Глава 86
Блеклые пятна солнечного света отражаются от розовых стен. Луиза сидит на обычном стуле, пальцы вцепились в жесткое пластиковое сиденье. Девочка и стул кажутся единым целым. Как современный вид кентавра. Невозможно понять, где заканчивается мертвый пластик и начинается белая кожа, натянутая на живую плоть. Ее бледность, словно вызов ярким краскам мира. То есть даже здесь, в ужасной комнате с тусклыми стенами, в гнетущей атмосфере она прямо-таки излучает эту свою бледность. Светится, как луна в небесах. Испускает нездоровые мрачные волны. Я еще могла бы понять, будь это отчаянье или ненависть к мистеру Садисту. Но это просто равномерное свечение, исходящее из черных глубин бездны. И оно есть, потому что есть, должно быть. Нет особых причин. Единственная причина – иначе с Луизой не бывает.
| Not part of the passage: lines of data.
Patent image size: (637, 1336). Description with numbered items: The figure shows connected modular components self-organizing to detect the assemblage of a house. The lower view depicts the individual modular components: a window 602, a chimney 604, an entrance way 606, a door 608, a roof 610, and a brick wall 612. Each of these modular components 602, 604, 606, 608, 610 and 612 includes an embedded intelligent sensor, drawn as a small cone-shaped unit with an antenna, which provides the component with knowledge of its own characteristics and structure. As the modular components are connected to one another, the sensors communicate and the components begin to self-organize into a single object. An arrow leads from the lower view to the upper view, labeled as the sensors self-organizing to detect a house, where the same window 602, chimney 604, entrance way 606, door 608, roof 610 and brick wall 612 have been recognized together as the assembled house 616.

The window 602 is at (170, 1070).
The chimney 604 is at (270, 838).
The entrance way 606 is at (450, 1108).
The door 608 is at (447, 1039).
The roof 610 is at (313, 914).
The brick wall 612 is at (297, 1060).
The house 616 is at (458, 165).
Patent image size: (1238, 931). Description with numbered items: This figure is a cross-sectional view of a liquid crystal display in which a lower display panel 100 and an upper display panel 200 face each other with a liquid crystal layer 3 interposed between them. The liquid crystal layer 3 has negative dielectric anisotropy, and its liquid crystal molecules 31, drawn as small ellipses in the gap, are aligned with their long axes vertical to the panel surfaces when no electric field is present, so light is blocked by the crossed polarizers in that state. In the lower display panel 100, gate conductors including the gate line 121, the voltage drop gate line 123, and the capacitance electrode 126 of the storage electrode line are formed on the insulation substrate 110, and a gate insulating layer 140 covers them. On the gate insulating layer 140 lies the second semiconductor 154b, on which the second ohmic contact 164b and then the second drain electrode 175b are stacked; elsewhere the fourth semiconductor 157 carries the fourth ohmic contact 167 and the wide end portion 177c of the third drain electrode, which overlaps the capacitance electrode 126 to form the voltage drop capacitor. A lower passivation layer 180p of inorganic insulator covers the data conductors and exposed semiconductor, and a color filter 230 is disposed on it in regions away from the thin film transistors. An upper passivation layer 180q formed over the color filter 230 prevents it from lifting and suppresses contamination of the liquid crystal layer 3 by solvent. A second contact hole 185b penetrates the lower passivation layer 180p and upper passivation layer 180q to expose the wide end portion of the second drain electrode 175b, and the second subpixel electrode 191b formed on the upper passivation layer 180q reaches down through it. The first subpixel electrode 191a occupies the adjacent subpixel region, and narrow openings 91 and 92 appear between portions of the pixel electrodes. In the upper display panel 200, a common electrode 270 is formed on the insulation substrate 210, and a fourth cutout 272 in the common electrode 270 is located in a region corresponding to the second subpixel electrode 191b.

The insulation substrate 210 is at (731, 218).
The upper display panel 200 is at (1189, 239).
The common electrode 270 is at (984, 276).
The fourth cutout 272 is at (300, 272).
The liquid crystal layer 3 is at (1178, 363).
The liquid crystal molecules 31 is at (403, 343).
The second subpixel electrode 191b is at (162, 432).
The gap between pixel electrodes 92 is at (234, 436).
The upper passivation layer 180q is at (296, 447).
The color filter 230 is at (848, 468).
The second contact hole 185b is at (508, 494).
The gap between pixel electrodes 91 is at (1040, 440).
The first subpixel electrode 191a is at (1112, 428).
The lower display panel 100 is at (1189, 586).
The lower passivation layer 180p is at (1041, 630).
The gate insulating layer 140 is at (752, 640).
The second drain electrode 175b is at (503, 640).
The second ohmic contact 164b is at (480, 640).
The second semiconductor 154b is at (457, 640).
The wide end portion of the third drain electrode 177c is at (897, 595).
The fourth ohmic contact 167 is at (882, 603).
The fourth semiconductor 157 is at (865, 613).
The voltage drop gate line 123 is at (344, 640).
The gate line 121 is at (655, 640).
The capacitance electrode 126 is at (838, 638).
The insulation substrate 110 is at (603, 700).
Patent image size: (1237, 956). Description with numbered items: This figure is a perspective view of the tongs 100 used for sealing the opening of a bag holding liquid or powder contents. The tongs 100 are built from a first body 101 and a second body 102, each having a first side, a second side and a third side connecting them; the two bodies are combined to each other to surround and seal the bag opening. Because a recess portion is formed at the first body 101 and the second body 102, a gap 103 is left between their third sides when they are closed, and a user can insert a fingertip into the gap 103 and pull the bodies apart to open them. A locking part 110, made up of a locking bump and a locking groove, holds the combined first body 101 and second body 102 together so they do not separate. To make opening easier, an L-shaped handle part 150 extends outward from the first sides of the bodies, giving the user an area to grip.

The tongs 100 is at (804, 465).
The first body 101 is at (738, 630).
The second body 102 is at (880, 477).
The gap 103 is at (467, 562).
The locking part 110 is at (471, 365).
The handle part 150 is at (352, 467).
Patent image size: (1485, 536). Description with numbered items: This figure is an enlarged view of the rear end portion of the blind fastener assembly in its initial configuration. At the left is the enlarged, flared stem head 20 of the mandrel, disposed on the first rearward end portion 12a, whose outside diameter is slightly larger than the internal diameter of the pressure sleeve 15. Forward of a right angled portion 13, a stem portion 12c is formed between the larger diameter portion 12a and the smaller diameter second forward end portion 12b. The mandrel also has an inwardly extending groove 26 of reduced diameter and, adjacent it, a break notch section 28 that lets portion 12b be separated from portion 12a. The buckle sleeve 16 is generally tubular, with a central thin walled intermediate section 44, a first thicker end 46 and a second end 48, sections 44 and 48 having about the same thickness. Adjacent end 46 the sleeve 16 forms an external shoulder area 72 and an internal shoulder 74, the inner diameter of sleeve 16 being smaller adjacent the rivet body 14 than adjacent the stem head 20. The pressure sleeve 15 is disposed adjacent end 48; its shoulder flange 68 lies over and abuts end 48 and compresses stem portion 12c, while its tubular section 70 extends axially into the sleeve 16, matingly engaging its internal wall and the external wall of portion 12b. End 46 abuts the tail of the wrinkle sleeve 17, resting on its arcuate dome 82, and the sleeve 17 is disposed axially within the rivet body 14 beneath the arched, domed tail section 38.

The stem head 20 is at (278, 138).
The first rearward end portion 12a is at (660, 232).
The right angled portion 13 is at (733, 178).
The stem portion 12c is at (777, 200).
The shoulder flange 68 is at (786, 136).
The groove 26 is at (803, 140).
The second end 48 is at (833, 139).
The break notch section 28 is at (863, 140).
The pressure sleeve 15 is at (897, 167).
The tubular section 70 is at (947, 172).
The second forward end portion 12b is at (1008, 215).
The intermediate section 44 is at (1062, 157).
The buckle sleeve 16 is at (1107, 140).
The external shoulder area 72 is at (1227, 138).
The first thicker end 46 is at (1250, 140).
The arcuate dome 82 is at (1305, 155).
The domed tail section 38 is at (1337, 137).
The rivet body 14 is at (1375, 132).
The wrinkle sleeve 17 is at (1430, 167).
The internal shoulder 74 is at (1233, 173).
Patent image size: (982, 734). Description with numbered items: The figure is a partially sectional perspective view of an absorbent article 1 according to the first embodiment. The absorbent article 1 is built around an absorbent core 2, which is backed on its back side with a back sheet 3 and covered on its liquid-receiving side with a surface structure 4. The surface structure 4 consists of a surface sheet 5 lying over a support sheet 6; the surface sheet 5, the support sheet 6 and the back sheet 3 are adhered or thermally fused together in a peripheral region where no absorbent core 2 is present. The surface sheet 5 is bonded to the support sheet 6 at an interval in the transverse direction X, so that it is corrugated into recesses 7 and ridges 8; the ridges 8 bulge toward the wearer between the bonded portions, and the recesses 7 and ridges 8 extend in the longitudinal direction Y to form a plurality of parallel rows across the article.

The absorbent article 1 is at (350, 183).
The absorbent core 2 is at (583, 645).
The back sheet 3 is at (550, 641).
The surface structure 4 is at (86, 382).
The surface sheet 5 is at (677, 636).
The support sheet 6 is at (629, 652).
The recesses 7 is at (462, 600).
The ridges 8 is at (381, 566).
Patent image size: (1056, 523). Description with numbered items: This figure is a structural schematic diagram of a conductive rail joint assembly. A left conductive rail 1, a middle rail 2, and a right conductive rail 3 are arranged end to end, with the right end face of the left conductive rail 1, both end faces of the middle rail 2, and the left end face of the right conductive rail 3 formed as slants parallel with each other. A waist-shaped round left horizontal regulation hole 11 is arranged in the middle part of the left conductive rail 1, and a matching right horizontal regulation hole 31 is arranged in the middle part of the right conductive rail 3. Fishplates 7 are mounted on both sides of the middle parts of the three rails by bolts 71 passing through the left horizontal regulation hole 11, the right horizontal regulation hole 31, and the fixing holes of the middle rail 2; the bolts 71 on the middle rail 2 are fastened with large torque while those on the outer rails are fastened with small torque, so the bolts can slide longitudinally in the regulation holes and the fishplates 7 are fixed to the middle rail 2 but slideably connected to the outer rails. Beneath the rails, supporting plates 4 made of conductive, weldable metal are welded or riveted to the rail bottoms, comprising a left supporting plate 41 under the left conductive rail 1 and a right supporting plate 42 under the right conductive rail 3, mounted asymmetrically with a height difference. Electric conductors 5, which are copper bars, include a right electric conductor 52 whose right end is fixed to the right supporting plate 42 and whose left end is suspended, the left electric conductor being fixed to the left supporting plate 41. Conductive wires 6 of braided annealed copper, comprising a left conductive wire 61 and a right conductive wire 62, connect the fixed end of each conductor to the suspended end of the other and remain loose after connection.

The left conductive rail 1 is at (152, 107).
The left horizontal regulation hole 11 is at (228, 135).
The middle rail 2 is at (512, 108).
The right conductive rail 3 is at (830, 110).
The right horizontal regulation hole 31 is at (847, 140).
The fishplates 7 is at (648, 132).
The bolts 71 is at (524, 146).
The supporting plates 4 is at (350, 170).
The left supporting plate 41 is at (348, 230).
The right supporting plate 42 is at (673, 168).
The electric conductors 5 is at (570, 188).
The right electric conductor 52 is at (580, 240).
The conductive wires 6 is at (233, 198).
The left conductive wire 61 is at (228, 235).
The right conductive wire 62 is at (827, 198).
Серьезно, уж лучше бы она закатила скандал. Назвала Эдварда ублюдком, осыпала упреками, бросила прямо в спокойное холодное лицо горсть оскорблений и выразила свои обиды. Вместо этого – отстраненный взгляд впавшего в транс шамана. Типа мне плохо, но хрен кто об этом узнает. Я буду сидеть, как изваяние, словно живая инсталляция современного искусства.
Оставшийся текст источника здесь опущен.